Many of the techniques described above require isolation of mitochondria and purification of mtDNA. These manipulations lead to unintentional DNA oxidation, and therefore likely overestimation of DNA damage. Also, large amount of cells are often necessary to obtain sufficient amounts of mitochondria or mtDNA, specifically in the case of the in vitro enzyme assays. The gene specific repair techniques do not involve mitochondria/mtDNA isolation; in the case of the PCR based gene specific repair assay, detection of 8-oxoG lesions is limited (and thus so is BER investigation) since 8-oxoG does not block or slow down the DNA polymerase significantly. The imaging techniques also avoid the mitochondria/mtDNA isolation problems, and offer particular qualitative insight into localization of the oxidative damage. However, this method is not quantitative and the cellular localization may be disturbed by the fixation, permeabilization and acid (or base) treatment, which may alter structural morphology and distribution of the 8-oxoG [101]. In addition, specificity of the 8-oxoG antibody may be in question, since DNA is a poor immunogen [101]; repair enzymes with lesion-cutting specificity (such as Fpg at 8-oxoG lesions) combined with mitochondrial stains are critical in verifying the specificity of the fluorescent signal obtained.

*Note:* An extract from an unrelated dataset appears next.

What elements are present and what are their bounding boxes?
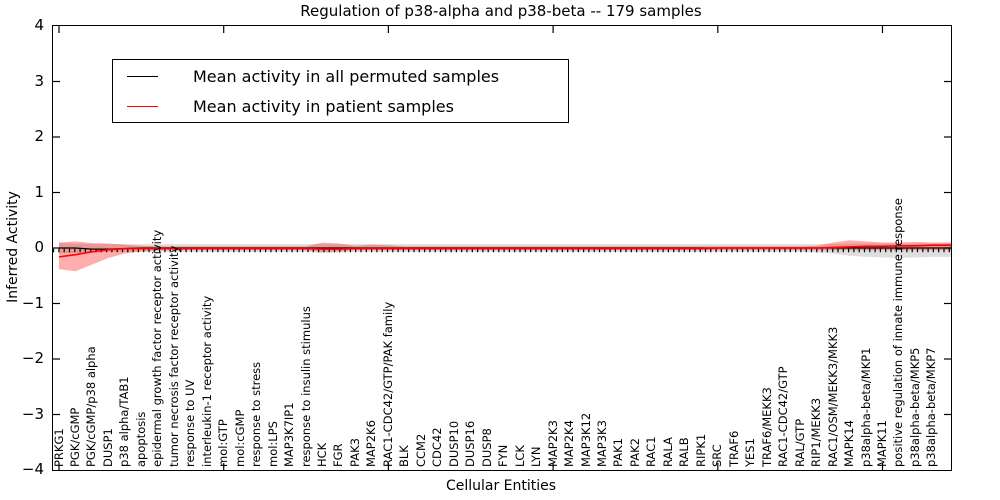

The in vitro techniques (section 2 and 3) are very quantitative and lesion-specific, however the biological relevance of the results has to be considered. While these assays accurately measure reaction kinetic parameters, in the cell other factors which are not represented in vitro may significantly alter the efficiency of the overall pathway. Moreover, aspects such as cellular localization and variations in enzyme levels with the cell cycle are not easily taken into account. The in vivo strategies must involve strict controls, validation and optimizations to be quantitatively relevant. For optimal qualitative and quantitative data on repair of oxidative lesions by BER, it is recommended that a combination of the highly quantitative in vitro assays with one or more cell based techniques be performed to provide information on both amount and localization of DNA damage and repair in a particular sample.